Да, это было тяжелое время, и лишь одно утешало Николая Андреевича – работа его шла хорошо.

Он словно впервые вырвался из узкого цехового пространства и вторгся в живые области, куда его раньше не допускали. Люди стали тянуться к нему, искали его советов, радовались его отзывам. Обычно равнодушные редакции научных журналов начали проявлять интерес к его статьям; как-то ему звонили из ВОКСа – учреждения, которое никогда не обращалось к Николаю Андреевичу, и попросили прислать рукопись еще не оконченной книги, – ВОКСу хотелось заранее поставить вопрос об издании ее в странах народной демократии.

Николай Андреевич по-особому, глубоко, волнуясь, воспринимал приход успеха. Мария Павловна была спокойней его. С Коленькой случилось лишь то, что не могло, по мнению Марии Павловны, не случиться.

А перемен в жизни Николая Андреевича становилось все больше.
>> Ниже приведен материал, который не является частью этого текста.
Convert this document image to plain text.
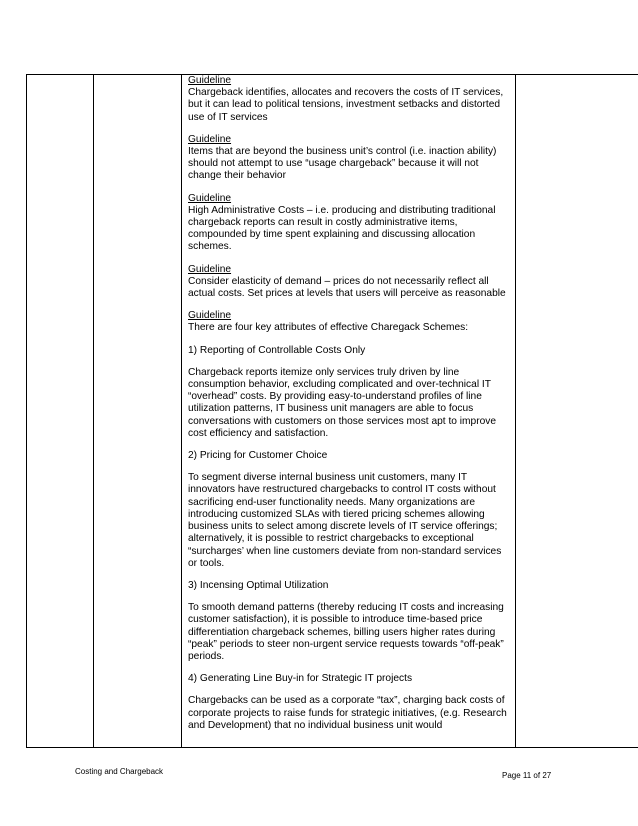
Guideline
Chargeback identifies, allocates and recovers the costs of IT services, but it can lead to political tensions, investment setbacks and distorted use of IT services

Guideline
Items that are beyond the business unit’s control (i.e. inaction ability) should not attempt to use “usage chargeback” because it will not change their behavior

Guideline
High Administrative Costs – i.e. producing and distributing traditional chargeback reports can result in costly administrative items, compounded by time spent explaining and discussing allocation schemes.

Guideline
Consider elasticity of demand – prices do not necessarily reflect all actual costs. Set prices at levels that users will perceive as reasonable

Guideline
There are four key attributes of effective Charegack Schemes:

1) Reporting of Controllable Costs Only

Chargeback reports itemize only services truly driven by line consumption behavior, excluding complicated and over-technical IT “overhead” costs. By providing easy-to-understand profiles of line utilization patterns, IT business unit managers are able to focus conversations with customers on those services most apt to improve cost efficiency and satisfaction.

2) Pricing for Customer Choice

To segment diverse internal business unit customers, many IT innovators have restructured chargebacks to control IT costs without sacrificing end-user functionality needs. Many organizations are introducing customized SLAs with tiered pricing schemes allowing business units to select among discrete levels of IT service offerings; alternatively, it is possible to restrict chargebacks to exceptional “surcharges’ when line customers deviate from non-standard services or tools.

3) Incensing Optimal Utilization

To smooth demand patterns (thereby reducing IT costs and increasing customer satisfaction), it is possible to introduce time-based price differentiation chargeback schemes, billing users higher rates during “peak” periods to steer non-urgent service requests towards “off-peak” periods.

4) Generating Line Buy-in for Strategic IT projects

Chargebacks can be used as a corporate “tax”, charging back costs of corporate projects to raise funds for strategic initiatives, (e.g. Research and Development) that no individual business unit would

Costing and Chargeback	Page 11 of 27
Новые люди, возглавлявшие институт и выдвигавшие Николая Андреевича, все же не нравились ему, кое-что отталкивало его от них: их грубость и необычайная самоуверенность, их манера обзывать научных противников низкопоклонниками, космополитами, агентами капитала, наймитами империализма. Но он умел видеть в новых людях главное – дерзость, силу.

Неправ был, кстати, Мандельштам, назвавший их безграмотными идиотами, «догматическими жеребцами». В них не узость была, а страсть, целеустремленность, идущая к жизни и рожденная жизнью. Потому они и ненавидели талмудистов, абстрактных теоретиков.